Most of the “machine learning” of MedCAT is actually around the disambiguation step and the standard NER is dictionary based with a spell-checker that runs first and some lemmatization depending on your configs.
You likely are using a model that does not have dictionary entries for your use case and you’ll need to either add more entries to the CDB whether it’s manually or via training.
The supervised training process will add new entries if they are not there.
Thanks for your response. I appreciate it. Thanks for explaining that. It was helpful. I will consider adding new entries via training/manually.
Based on my previous discussion with Anthony, from last year, I am trying to reproduce the MedCAT demo hosted at https://medcat.rosalind.kcl.ac.uk/. I have used NHS TRUD Snomed International files for mapping Snomed codes further to ICD-10/OPCS-4 codes. I was under the impression that this should enable me to produce the same results as the demo. However if you see the image attached below from the MedCAT demo for the same test_string, the entities recognized show better performance. For instance, “Epidural Injection” being an important entity.
In this context, could you please advise if I am missing any step to reproduce the above implementation? Maybe which base modelpack was used for the demo could be helpful.
Also, I am interested to know, if you can advise regarding the possibility of using NER from another spacy model, replacing the dictionary based MedCAT matching and use it along with the ontology linking capability of MedCAT.
I understand this is a complex work area and I just want to mention that any help and guidance from your end is highly appreciated.
The Demo is there for demonstrative purposes. You should in theory be able to download the demo artifacts, build the CAT from vocab and cdb, and run inference over your documents but there are many potential issues like miss-match of libraries, etc. that could go wrong.
You could verify that epidural~injection is included as a name in your CDB that you are using locally. If not, then you’ll have to add that name to your CDB. The NER is dictionary based so it’s only going to detect entities that are in the dictionary.
I have not personally tried adding another NER component but in theory it should be possible.
The NER component is a spacy pipeline component, it reads in a doc and returns a doc. In Medcat, the NER returns a doc with additional annotations.

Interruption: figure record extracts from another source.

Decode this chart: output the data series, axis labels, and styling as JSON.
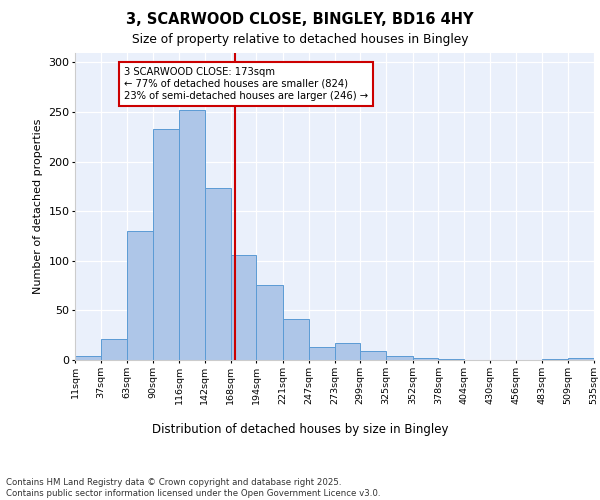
{
  "title": "3, SCARWOOD CLOSE, BINGLEY, BD16 4HY",
  "subtitle": "Size of property relative to detached houses in Bingley",
  "xlabel": "Distribution of detached houses by size in Bingley",
  "ylabel": "Number of detached properties",
  "bin_edges": [
    11,
    37,
    63,
    90,
    116,
    142,
    168,
    194,
    221,
    247,
    273,
    299,
    325,
    352,
    378,
    404,
    430,
    456,
    483,
    509,
    535
  ],
  "bar_heights": [
    4,
    21,
    130,
    233,
    252,
    173,
    106,
    76,
    41,
    13,
    17,
    9,
    4,
    2,
    1,
    0,
    0,
    0,
    1,
    2
  ],
  "bar_color": "#aec6e8",
  "bar_edge_color": "#5b9bd5",
  "property_size": 173,
  "red_line_color": "#cc0000",
  "annotation_text": "3 SCARWOOD CLOSE: 173sqm\n← 77% of detached houses are smaller (824)\n23% of semi-detached houses are larger (246) →",
  "annotation_box_color": "#ffffff",
  "annotation_box_edge": "#cc0000",
  "ylim": [
    0,
    310
  ],
  "yticks": [
    0,
    50,
    100,
    150,
    200,
    250,
    300
  ],
  "tick_labels": [
    "11sqm",
    "37sqm",
    "63sqm",
    "90sqm",
    "116sqm",
    "142sqm",
    "168sqm",
    "194sqm",
    "221sqm",
    "247sqm",
    "273sqm",
    "299sqm",
    "325sqm",
    "352sqm",
    "378sqm",
    "404sqm",
    "430sqm",
    "456sqm",
    "483sqm",
    "509sqm",
    "535sqm"
  ],
  "footer": "Contains HM Land Registry data © Crown copyright and database right 2025.\nContains public sector information licensed under the Open Government Licence v3.0.",
  "bg_color": "#eaf0fb",
  "fig_bg_color": "#ffffff"
}
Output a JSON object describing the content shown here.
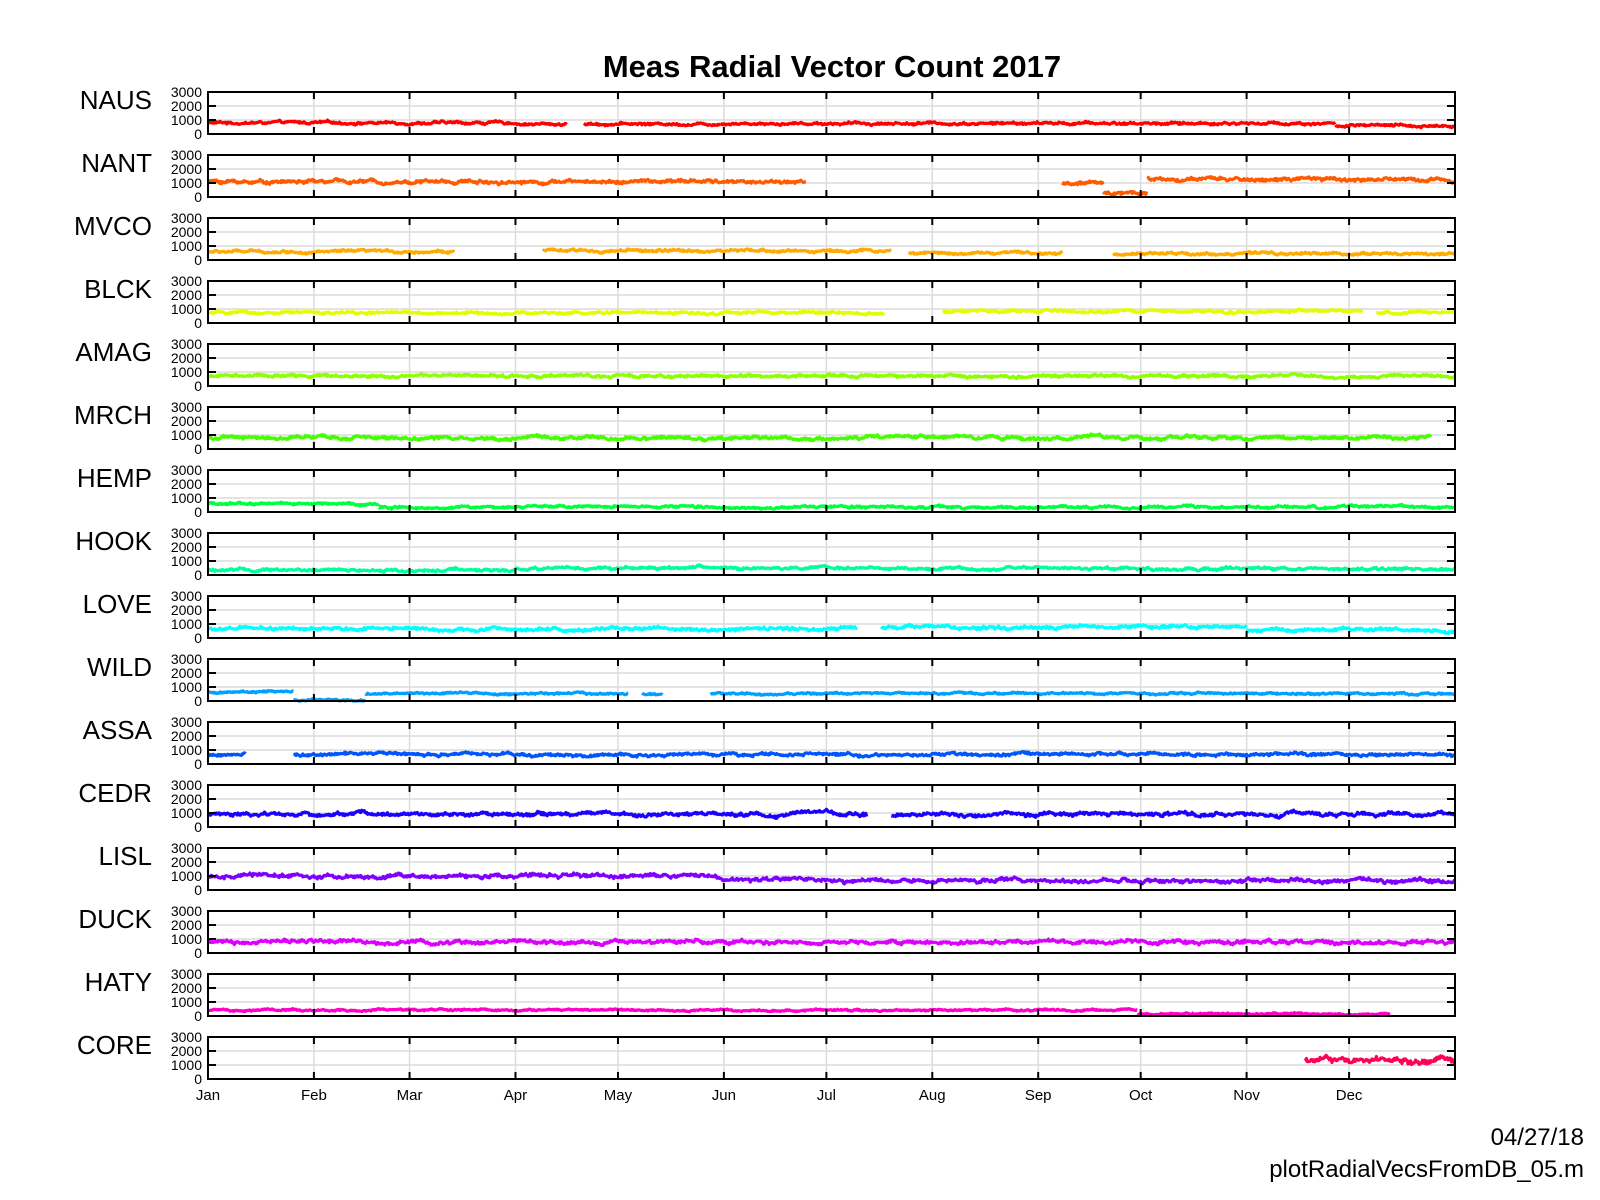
{
  "chart_data": {
    "type": "line",
    "title": "Meas Radial Vector Count 2017",
    "xlabel": "",
    "ylabel": "",
    "x_tick_labels": [
      "Jan",
      "Feb",
      "Mar",
      "Apr",
      "May",
      "Jun",
      "Jul",
      "Aug",
      "Sep",
      "Oct",
      "Nov",
      "Dec"
    ],
    "x_tick_days": [
      0,
      31,
      59,
      90,
      120,
      151,
      181,
      212,
      243,
      273,
      304,
      334
    ],
    "xlim_days": [
      0,
      365
    ],
    "ylim": [
      0,
      3000
    ],
    "y_tick_labels": [
      "3000",
      "2000",
      "1000",
      "0"
    ],
    "y_tick_values": [
      3000,
      2000,
      1000,
      0
    ],
    "grid": true,
    "series": [
      {
        "name": "NAUS",
        "color": "#ff0000",
        "base": 750,
        "noise": 130,
        "segments": [
          [
            0,
            90,
            800
          ],
          [
            90,
            105,
            700
          ],
          [
            110,
            150,
            720
          ],
          [
            150,
            330,
            760
          ],
          [
            330,
            365,
            580
          ]
        ]
      },
      {
        "name": "NANT",
        "color": "#ff5a00",
        "base": 1100,
        "noise": 180,
        "segments": [
          [
            0,
            175,
            1100
          ],
          [
            250,
            262,
            950
          ],
          [
            262,
            275,
            330
          ],
          [
            275,
            365,
            1250
          ]
        ]
      },
      {
        "name": "MVCO",
        "color": "#ffaa00",
        "base": 550,
        "noise": 130,
        "segments": [
          [
            0,
            72,
            600
          ],
          [
            98,
            200,
            650
          ],
          [
            205,
            250,
            500
          ],
          [
            265,
            365,
            450
          ]
        ]
      },
      {
        "name": "BLCK",
        "color": "#dfff00",
        "base": 750,
        "noise": 130,
        "segments": [
          [
            0,
            198,
            720
          ],
          [
            215,
            338,
            830
          ],
          [
            342,
            365,
            740
          ]
        ]
      },
      {
        "name": "AMAG",
        "color": "#8cff00",
        "base": 700,
        "noise": 140,
        "segments": [
          [
            0,
            365,
            720
          ]
        ]
      },
      {
        "name": "MRCH",
        "color": "#45ff00",
        "base": 800,
        "noise": 170,
        "segments": [
          [
            0,
            358,
            800
          ]
        ]
      },
      {
        "name": "HEMP",
        "color": "#00ff3c",
        "base": 380,
        "noise": 120,
        "segments": [
          [
            0,
            50,
            600
          ],
          [
            50,
            365,
            350
          ]
        ]
      },
      {
        "name": "HOOK",
        "color": "#00ff9c",
        "base": 430,
        "noise": 140,
        "segments": [
          [
            0,
            90,
            350
          ],
          [
            90,
            200,
            500
          ],
          [
            200,
            365,
            450
          ]
        ]
      },
      {
        "name": "LOVE",
        "color": "#00ffff",
        "base": 700,
        "noise": 170,
        "segments": [
          [
            0,
            190,
            650
          ],
          [
            197,
            304,
            760
          ],
          [
            304,
            365,
            550
          ]
        ]
      },
      {
        "name": "WILD",
        "color": "#00a0ff",
        "base": 500,
        "noise": 100,
        "segments": [
          [
            0,
            25,
            650
          ],
          [
            25,
            46,
            60
          ],
          [
            46,
            123,
            520
          ],
          [
            127,
            133,
            520
          ],
          [
            147,
            365,
            540
          ]
        ]
      },
      {
        "name": "ASSA",
        "color": "#0055ff",
        "base": 650,
        "noise": 150,
        "segments": [
          [
            0,
            11,
            650
          ],
          [
            25,
            365,
            680
          ]
        ]
      },
      {
        "name": "CEDR",
        "color": "#1a00ff",
        "base": 850,
        "noise": 190,
        "segments": [
          [
            0,
            193,
            900
          ],
          [
            200,
            365,
            900
          ]
        ]
      },
      {
        "name": "LISL",
        "color": "#8000ff",
        "base": 800,
        "noise": 200,
        "segments": [
          [
            0,
            150,
            1000
          ],
          [
            150,
            365,
            680
          ]
        ]
      },
      {
        "name": "DUCK",
        "color": "#dd00ff",
        "base": 750,
        "noise": 190,
        "segments": [
          [
            0,
            365,
            780
          ]
        ]
      },
      {
        "name": "HATY",
        "color": "#ff00c8",
        "base": 350,
        "noise": 90,
        "segments": [
          [
            0,
            272,
            420
          ],
          [
            272,
            346,
            150
          ]
        ]
      },
      {
        "name": "CORE",
        "color": "#ff0055",
        "base": 1350,
        "noise": 300,
        "segments": [
          [
            321,
            365,
            1350
          ]
        ]
      }
    ]
  },
  "footer": {
    "date": "04/27/18",
    "script": "plotRadialVecsFromDB_05.m"
  }
}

In theory you could either subclass Pipe or remove the pipe and add a new pipe. Your new pipe would need to add similar annotations to the doc in the form of doc._.ents in order for downstream components (really the Linker) to work properly.
I would recommend enriching your vocab first before trying to add a new NER model. I have given what I would do to get started using a separate NER component but I haven’t tested it so this is just a rough sketch of how to get started.
That was really insightful. Thanks a lot for your response.
I will try the approaches you suggested. I appreciate your support. I hope we can keep in touch to keep exchanging ideas and approaches around this work. If possible, I request you to please share your email address for the same.